А между тем Байрон в своем характере имел все задатки для того, чтобы быть не только счастливым, но и столь же великим в жизни, каким он был в поэзии. Необходимо было только, чтобы эти хорошие задатки развивались и стали в нем господствующими чертами. Но воспитание, полученное им, и вообще все те условия, среди которых он жил с самого рождения, были таковы, что только одни темные стороны его характера могли расти и развиваться, а светлые должны были почти заглохнуть в самом зародыше. Моментами Байрон бывал божественно прекрасен не только лицом, но и душой. Но это были только моменты. Он обыкновенно так же быстро и неожиданно опускался, как и подымался.

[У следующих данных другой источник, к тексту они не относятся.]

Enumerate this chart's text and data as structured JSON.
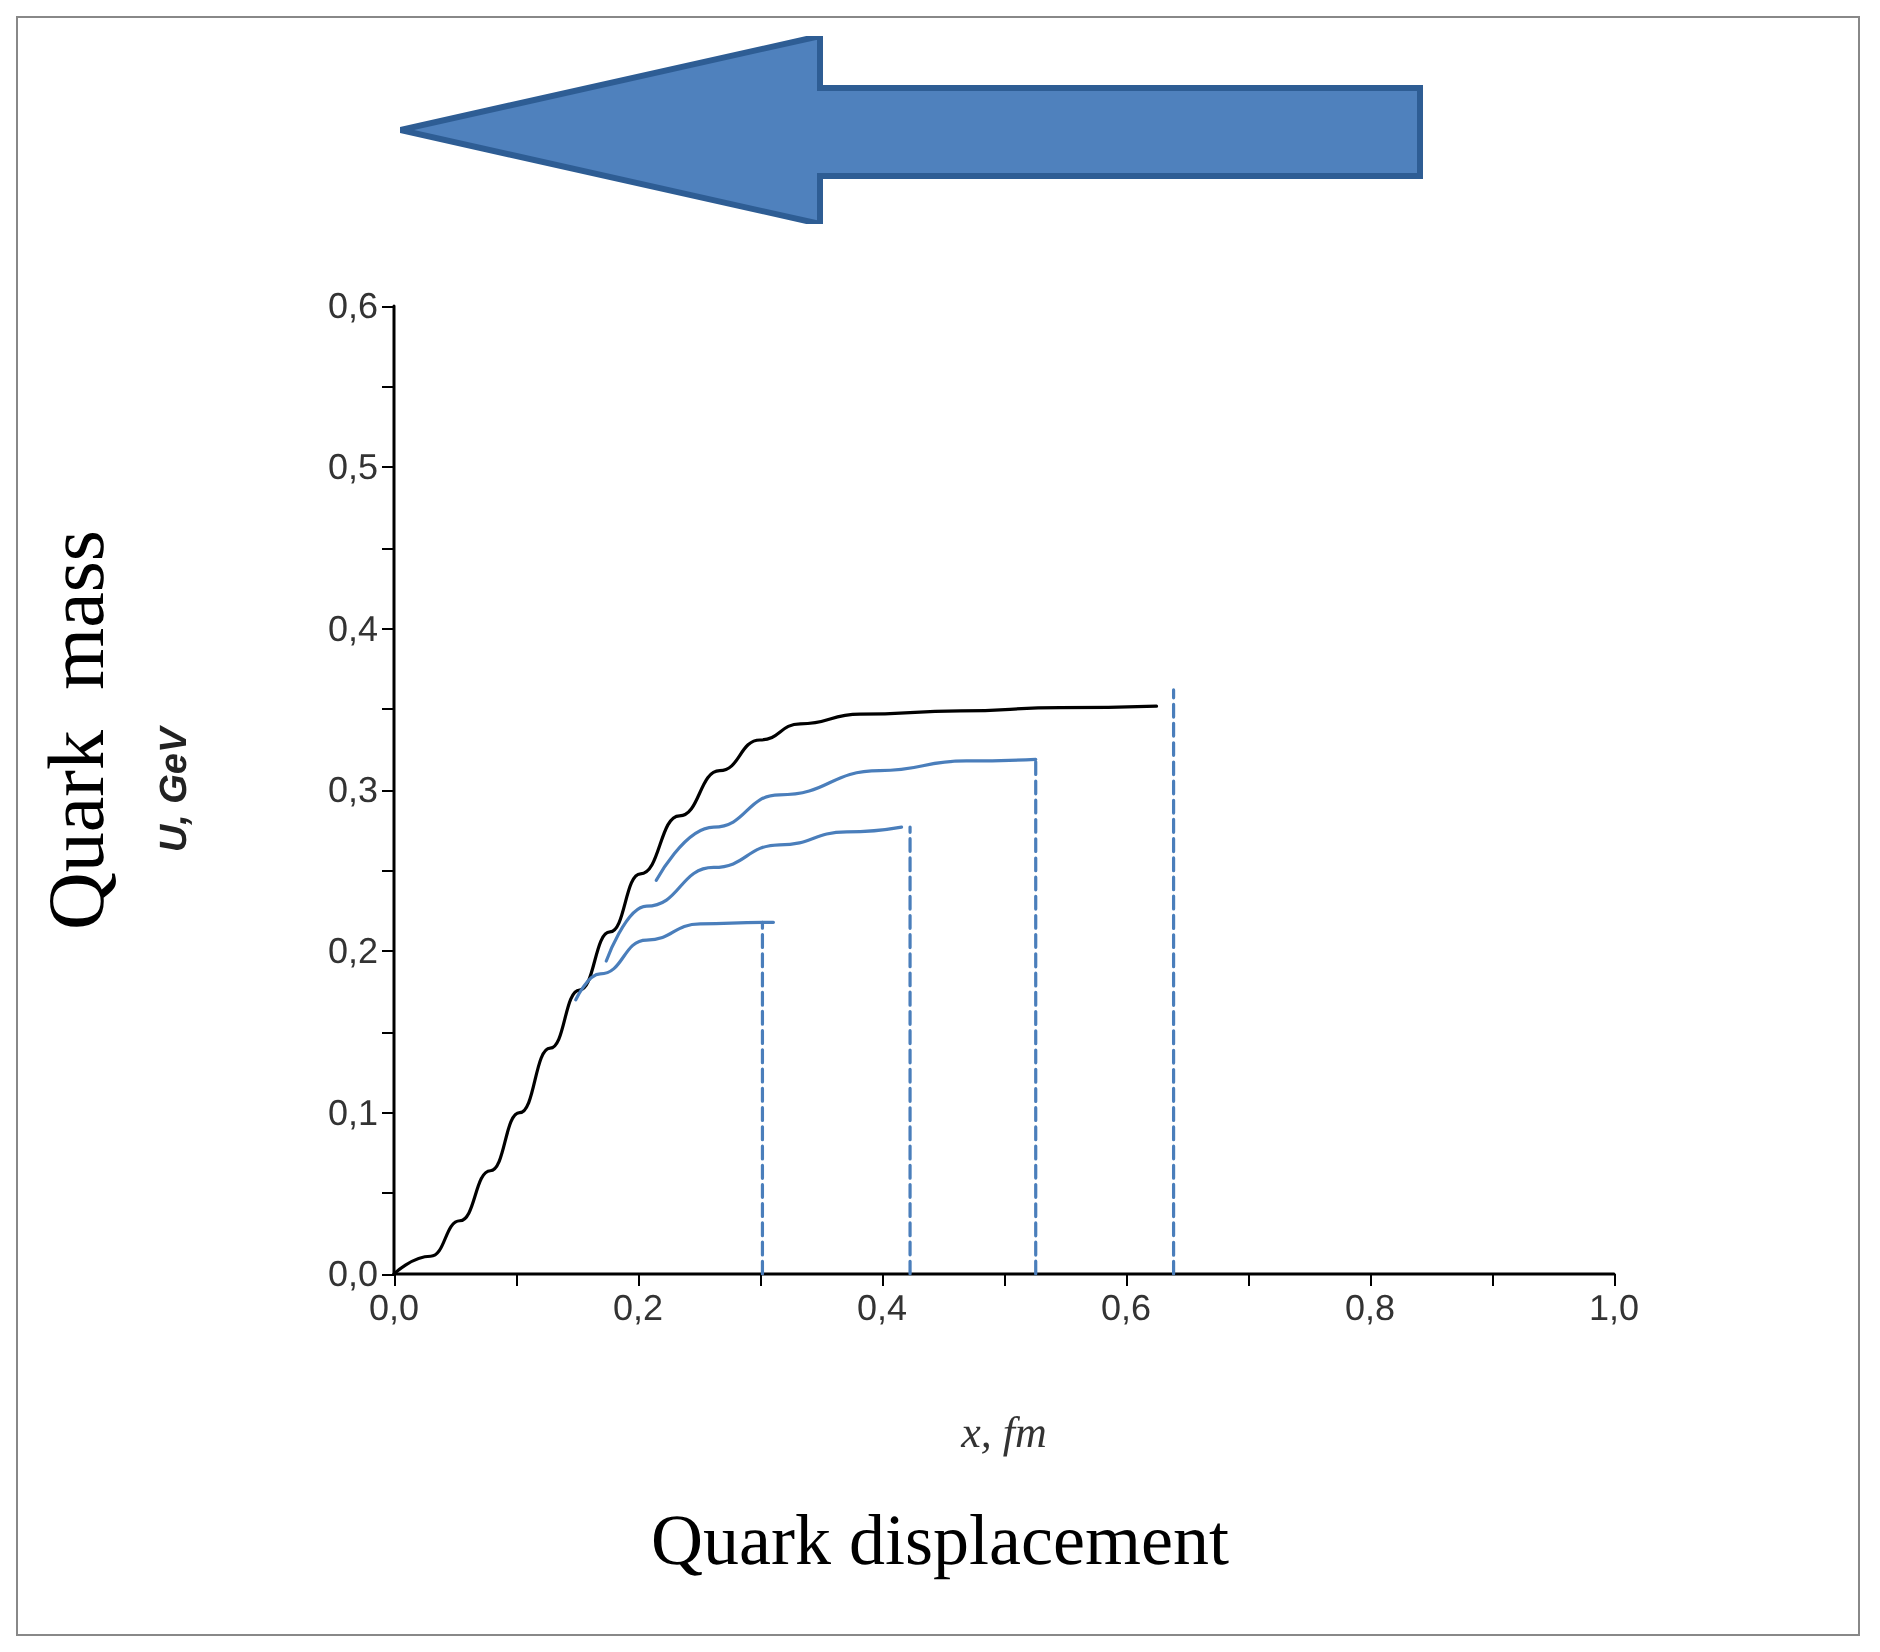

Но в Байроне было, однако, и нечто такое, что отчасти покрывало и смягчало все его недостатки, что в значительной степени примиряло всех с его слабостями и даже внушало тем, которые близко узнавали его, любовь и сильную привязанность к нему. Это было его необыкновенно доброе, женственно-нежное и любящее сердце. «В молодости, – говорит профессор Эльзе, – Байрон был очень привязчив, чувствовал сильную потребность в дружбе и отвечал благодарностью на всякое проявление любви к нему. В своих отношениях со слугами он всегда являлся добрым господином, и они все без исключения любили и уважали его. Доброта поэта была даже близка к женской мягкости, и он часто прибегал к иронии и сарказмам только для того, чтобы скрыть свою мягкость, которая могла вызвать насмешки со стороны других и даже причинять ему вред». Во время своего первого путешествия по Греции он однажды нечаянно пристрелил молодого орленка. Страдания раненой птицы глубоко огорчили его, и он старался всеми средствами поддержать в ней жизнь; когда же она через несколько дней умерла, он дал себе слово никогда больше не стрелять в животных, и в течение всей своей жизни остался верным этому решению. «Тот, кто так относился к животным, – говорит только что цитированный нами биограф Байрона, – не мог, при всем своем индивидуализме и при всей своей мизантропии, обращаться с людьми, своими ближними, холодно и жестоко». Он глубоко сочувствовал всякому страданию и всегда готов был помочь в нужде не только своим друзьям, но и людям совершенно посторонним, и даже таким, которые своим поведением заслуживали его презрение. «Несчастье было в его глазах свято,» – говорит о нем леди Блессингтон, – и, казалось, составляло послед нее звено той цепи, которая связывала его с ближними. Он нередко помогал даже врагам своим, когда с ними случалось несчастье. И услуги свои Байрон всегда оказывал с замечательным тактом, очень часто скрывая свое имя от тех, которым он помогал, для того, чтобы не тревожить их самолюбия. Во время своего пребывания в Италии поэт тратил ежегодно на филантропические дела до 10 тысяч рублей, т. е. четвертую часть своего дохода.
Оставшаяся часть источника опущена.